News

Essex environmental rights experts to fore in climate change workshop

  • Date

    Wed 29 Apr 20

climate change

Essex will take centre-stage in a vital global debate later this week, with a two-day workshop featuring experts in human rights and climate change.

Our School of Law and Human Rights Centre will host a two day workshop, looking at Human Rights and Climate Change, with speakers including two United Nations Special Rapporteurs, past and present, and experts from the World Bank, NASA, our own University and academics based on three continents. 

The event, which starts on Thursday afternoon, will feature five panel discussions, conducted via Zoom, focusing on institutional understandings of the relationship between human rights and climate change, transitioning to a Low-Carbon Urban Environments, litigation in this area, and tensions in the relationship between human rights and climate change.

Anyone can view the panel discussion but, to do so, you must register beforehand.
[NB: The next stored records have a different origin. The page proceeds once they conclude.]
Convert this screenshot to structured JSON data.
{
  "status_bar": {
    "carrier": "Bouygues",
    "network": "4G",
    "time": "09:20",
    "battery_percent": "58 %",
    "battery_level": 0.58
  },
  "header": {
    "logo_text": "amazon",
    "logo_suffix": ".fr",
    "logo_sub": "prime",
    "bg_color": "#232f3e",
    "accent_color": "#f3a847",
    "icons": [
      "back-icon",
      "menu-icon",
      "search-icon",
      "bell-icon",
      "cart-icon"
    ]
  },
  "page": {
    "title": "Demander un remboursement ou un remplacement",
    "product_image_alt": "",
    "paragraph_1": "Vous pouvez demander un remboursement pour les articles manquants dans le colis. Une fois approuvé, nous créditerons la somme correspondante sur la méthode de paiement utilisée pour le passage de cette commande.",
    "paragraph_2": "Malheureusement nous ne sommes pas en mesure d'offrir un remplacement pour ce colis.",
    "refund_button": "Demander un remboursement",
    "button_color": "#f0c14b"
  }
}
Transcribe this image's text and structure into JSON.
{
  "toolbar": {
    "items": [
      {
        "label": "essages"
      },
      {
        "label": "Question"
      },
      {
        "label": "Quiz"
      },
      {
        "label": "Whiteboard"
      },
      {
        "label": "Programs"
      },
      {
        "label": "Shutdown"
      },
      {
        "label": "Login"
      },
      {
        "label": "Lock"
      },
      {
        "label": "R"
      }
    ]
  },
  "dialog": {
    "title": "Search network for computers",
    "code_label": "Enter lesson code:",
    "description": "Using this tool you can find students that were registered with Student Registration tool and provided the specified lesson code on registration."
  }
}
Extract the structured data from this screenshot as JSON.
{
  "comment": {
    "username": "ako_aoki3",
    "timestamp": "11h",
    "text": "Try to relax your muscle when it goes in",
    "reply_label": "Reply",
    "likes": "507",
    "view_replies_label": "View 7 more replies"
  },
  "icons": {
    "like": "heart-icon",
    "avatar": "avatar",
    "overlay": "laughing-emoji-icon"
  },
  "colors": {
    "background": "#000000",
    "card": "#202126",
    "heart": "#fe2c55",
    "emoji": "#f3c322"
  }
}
Dr Stephen Turner, a member of the organising team and an expert on international environmental law, climate change, global environmental governance and corporate responsibility, said: “We are delighted to be able to hold this event and to host so many leading experts from around the world. We are particularly pleased that Professor John Knox, the former UN Special Rapporteur on Human Rights and the Environment, will be joining us and also Dr David Boyd, the current UN Special Rapporteur on that mandate, will be speaking too.”

Responding to a need for interdisciplinary research in this field, the workshop has been developed by environmental rights specialists at Essex School of Law in collaboration with other universities. The Essex team are also developing a partnership with the Centre of Architecture and Sustainable Environments at Kent University.

Dr Stephen Turner said: “This workshop provides us with an important opportunity to work with experts in the law but also with those from other fields such as architecture, planning, development and government policy. It provides a great platform for the work that we are developing in this area.

“At the United Nations level, there has been recognition of the links between human rights and climate change for the last ten years. All the same, more work is needed to clarify the obligations that governments have.”